A Conformable and Tough Janus Adhesive Patch with Limited 1D Swelling Behavior for Internal Bioadhesion

Advanced bioadhesion techniques have offered unprecedented opportunities for life-saving internal surgical procedures. However, most existing bioadhesives failed to rapidly establish long-lasting reliable biointerface and effectively reconstruct normal physiological function in the body fluid-rich and inevitable dynamic internal environment. Herein, a PEGylated poly(glycerol sebacate)-based Janus adhesive patch (PEGS-based JAP) is developed by integrating physically crosslinked guanidinylated PEGS (PEGSG) and acryloylated PEGS-chemically crosslinked poly(acrylic acid)-N-hydrosuccinimide ester (PEGSA-crosslinked PAAc-NHS) with a single-sided zwitterionic polymer-interpenetrated layer. The dry JAP can rapidly absorb the unpleasant interfacial water and effectively form strong physical interactions with wet tissues. Benefiting from the amphiphilic nature of PEGSG and a simple spatial-confined drying process, the JAP is allowed to resist excessive swelling and limitedly swell along one direction to avoid deterioration of the as-established conformable patch-tissue interface.
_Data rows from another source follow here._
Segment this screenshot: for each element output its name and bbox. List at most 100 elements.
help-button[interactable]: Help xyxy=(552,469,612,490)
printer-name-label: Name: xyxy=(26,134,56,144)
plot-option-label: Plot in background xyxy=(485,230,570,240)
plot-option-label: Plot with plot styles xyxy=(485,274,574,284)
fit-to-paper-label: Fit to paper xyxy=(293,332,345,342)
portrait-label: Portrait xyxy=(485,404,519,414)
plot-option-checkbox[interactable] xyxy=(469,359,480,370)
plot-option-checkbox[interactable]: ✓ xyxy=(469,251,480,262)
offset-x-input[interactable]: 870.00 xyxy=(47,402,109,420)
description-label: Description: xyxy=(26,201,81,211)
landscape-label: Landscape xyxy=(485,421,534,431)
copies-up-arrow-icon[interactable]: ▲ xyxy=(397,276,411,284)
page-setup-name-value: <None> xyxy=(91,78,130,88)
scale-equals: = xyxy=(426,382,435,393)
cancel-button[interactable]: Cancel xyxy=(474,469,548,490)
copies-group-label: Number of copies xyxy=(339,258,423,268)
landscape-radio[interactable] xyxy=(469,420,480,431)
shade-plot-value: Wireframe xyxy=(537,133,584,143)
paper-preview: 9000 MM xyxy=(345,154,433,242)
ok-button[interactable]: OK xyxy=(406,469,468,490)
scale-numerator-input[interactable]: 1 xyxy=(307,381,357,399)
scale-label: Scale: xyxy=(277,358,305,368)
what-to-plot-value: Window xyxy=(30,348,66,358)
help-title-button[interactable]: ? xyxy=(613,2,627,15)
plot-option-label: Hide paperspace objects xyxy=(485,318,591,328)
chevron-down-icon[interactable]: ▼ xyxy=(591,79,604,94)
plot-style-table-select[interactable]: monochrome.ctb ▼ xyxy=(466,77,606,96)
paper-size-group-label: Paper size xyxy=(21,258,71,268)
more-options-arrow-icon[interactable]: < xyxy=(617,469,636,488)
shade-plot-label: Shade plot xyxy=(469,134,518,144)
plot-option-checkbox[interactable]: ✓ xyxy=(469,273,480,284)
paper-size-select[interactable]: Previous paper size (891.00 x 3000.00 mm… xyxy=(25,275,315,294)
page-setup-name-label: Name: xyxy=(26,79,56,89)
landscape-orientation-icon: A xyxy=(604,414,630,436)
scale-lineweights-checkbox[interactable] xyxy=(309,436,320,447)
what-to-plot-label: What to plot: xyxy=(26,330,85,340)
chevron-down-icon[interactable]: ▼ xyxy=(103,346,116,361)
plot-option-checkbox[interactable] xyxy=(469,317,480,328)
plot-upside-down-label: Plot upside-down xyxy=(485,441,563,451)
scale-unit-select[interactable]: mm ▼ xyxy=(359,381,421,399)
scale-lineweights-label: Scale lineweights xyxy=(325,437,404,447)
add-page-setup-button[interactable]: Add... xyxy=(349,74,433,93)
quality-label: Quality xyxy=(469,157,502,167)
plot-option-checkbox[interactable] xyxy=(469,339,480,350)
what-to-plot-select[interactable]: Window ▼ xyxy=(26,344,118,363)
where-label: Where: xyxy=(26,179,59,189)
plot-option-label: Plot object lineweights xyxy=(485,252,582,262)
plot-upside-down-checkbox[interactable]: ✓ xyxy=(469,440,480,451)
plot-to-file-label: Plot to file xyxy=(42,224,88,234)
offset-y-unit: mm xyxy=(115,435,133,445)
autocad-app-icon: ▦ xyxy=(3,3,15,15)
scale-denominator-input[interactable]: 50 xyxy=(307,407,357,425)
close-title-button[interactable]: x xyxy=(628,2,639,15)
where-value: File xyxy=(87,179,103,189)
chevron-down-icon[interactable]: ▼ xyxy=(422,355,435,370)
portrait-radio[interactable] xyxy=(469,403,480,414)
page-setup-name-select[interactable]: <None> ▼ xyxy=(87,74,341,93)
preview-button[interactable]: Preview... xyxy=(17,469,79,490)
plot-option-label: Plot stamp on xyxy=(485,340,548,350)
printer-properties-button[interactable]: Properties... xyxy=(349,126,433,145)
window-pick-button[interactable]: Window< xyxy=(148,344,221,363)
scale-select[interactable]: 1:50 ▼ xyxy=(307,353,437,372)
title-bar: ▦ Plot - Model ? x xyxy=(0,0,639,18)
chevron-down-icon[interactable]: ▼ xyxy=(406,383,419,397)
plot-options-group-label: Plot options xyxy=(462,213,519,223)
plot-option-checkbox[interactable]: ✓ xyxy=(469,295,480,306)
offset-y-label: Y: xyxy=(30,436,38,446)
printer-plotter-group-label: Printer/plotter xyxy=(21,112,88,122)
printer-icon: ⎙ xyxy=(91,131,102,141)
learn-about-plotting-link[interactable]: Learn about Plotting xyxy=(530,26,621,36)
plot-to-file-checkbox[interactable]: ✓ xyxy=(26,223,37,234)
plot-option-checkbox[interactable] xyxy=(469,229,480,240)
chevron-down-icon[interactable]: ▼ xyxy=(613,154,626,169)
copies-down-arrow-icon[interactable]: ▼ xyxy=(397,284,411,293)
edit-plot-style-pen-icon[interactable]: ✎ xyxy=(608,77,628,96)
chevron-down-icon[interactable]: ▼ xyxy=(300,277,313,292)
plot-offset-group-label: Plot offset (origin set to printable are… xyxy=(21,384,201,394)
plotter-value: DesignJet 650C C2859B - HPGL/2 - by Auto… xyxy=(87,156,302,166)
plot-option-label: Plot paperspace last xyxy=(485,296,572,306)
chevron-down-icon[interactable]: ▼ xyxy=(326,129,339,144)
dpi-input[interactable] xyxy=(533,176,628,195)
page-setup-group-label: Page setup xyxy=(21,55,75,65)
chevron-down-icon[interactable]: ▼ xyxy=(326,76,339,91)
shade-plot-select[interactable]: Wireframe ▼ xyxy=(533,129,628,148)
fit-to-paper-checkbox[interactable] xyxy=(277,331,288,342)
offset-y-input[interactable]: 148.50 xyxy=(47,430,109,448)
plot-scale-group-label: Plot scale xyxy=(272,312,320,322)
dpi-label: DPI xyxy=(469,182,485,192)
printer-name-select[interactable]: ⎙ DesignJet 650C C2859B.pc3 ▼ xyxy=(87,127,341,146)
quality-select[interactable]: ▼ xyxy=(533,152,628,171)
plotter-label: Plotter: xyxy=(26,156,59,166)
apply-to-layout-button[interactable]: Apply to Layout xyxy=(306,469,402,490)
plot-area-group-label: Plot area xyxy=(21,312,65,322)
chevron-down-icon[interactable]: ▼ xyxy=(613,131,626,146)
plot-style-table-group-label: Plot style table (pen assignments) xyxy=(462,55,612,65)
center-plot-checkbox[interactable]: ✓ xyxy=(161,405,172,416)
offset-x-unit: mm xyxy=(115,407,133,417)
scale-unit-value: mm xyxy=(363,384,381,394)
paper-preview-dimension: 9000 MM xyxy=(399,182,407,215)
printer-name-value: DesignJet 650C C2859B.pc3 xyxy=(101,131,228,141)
Moreover, covalent interactions formed subsequently can further improve the adhesive strength and ensure a long-lasting reliable adhesion. Meanwhile, the notch-insensitive and puncture-resistant JAP can achieve tough adhesion to adapt to the dynamic conditions owing to the highly efficient energy-dissipation mechanism of the physically cross-linked network. Combining the above ideal features with the desirable postoperative anti-adhesion ability, the PEGS-based JAP is demonstrated to be a promising candidate for internal tissue adhesion and function reconstruction.